Pilgrimage is much alive today in repeated travels of all faiths and none, exploring the importance of place and journey, or merely traditional travels to specific places and times.
Perhaps we are less fortunate than Abraham, and his offspring, both by Sarah and by Hagar, who knew they were always aliens, strangers, because they lived in tents, and moved them a lot,
"By faith he lived as an alien in the land of promise, as in a foreign land, dwelling in tents with Isaac and Jacob...."--Hebrews 11:9
By the way, the reason the English settlers called themselves "Pilgrims" was because their early versions of the Bible used the word in Hebrews 11:13. If they'd had a modern version they'd used a different word.
One of my pilgrimages is through dictionaries looking for word origins. 
"Pilgrim" as made a long pilgrimage as a word.
"Pilgrim" was first used about 1200 A.D. as pilegrim, from Old French pelerin, peregrin-- "pilgrim, crusader; foreigner, stranger," from Late Latin pelegrinus, fromperegrinus, "foreigner" (source of Italian pellegrinoSpanish peregrino), from peregre, "from abroad," from per- "beyond" + agri,  "country, land," from the Proto-Indo-European root *agro  "field." The change of the "r" to "l"in most Romance languages  appears to be a Germanic modification. 

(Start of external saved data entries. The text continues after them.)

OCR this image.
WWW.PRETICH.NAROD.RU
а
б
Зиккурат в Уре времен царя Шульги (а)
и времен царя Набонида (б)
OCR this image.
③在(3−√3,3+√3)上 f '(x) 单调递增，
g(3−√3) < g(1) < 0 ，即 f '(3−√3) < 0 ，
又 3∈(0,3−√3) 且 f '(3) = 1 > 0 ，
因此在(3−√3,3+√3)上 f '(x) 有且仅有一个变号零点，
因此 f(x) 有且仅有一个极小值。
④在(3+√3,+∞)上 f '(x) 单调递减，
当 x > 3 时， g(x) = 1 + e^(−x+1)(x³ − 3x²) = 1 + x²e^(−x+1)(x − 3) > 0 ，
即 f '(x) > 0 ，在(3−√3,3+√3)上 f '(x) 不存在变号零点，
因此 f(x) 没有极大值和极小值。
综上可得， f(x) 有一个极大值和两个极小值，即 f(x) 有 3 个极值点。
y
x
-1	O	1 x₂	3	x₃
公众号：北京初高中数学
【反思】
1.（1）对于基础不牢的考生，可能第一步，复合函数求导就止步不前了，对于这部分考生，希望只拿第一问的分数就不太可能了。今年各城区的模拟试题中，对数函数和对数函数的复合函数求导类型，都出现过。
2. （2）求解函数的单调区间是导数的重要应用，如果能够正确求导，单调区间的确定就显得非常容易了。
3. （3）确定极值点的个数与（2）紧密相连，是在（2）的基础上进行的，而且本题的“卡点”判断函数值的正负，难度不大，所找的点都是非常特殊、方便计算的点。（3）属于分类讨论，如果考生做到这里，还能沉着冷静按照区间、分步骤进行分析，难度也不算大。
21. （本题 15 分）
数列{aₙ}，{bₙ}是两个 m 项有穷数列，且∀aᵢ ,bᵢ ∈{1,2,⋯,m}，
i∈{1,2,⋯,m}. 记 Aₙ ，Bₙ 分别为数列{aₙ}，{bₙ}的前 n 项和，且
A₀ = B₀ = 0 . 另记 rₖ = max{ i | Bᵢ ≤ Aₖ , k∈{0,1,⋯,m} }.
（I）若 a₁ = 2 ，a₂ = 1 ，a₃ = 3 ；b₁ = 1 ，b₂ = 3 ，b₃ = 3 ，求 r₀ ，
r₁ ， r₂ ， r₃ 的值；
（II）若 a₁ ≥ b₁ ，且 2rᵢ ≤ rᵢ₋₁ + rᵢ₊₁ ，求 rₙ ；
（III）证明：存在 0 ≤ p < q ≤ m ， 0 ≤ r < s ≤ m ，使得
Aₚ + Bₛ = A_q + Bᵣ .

The English term "pilgrim" originally came from the Latin word peregrinus (per, through + ager, field, country, land), which means a foreigner, a stranger, someone on a journey, or a temporary resident. 
It can describe a traveller making a brief journey to a particular place or someone settling for a short or long period in a foreign land. Peregrinatio was the state of being or living abroad.

Peregrinus was also used in the Vulgate version of the Bible to translate the Hebrew gur (sojourner) and the Greek parepidemos (temporary resident). These terms undergirded a central image of the Christian life. Christians were identified as temporary residents in this world whose true home was in heaven. 
I know, more than you want to know. But as I've undertaken this annual journey of daily watercolor Christmas cards, the  trip has evolved into a pilgrimage of words.
My pilgrimages increasing head for New Mexico, where on Christmas eve, tonight, hundreds of devout parishioners will make their own pilgrimages to iconic adobe mission churches. 
These thoughts, these watercolors, help make me aware that I am a pilgrim, a stranger in a strange land.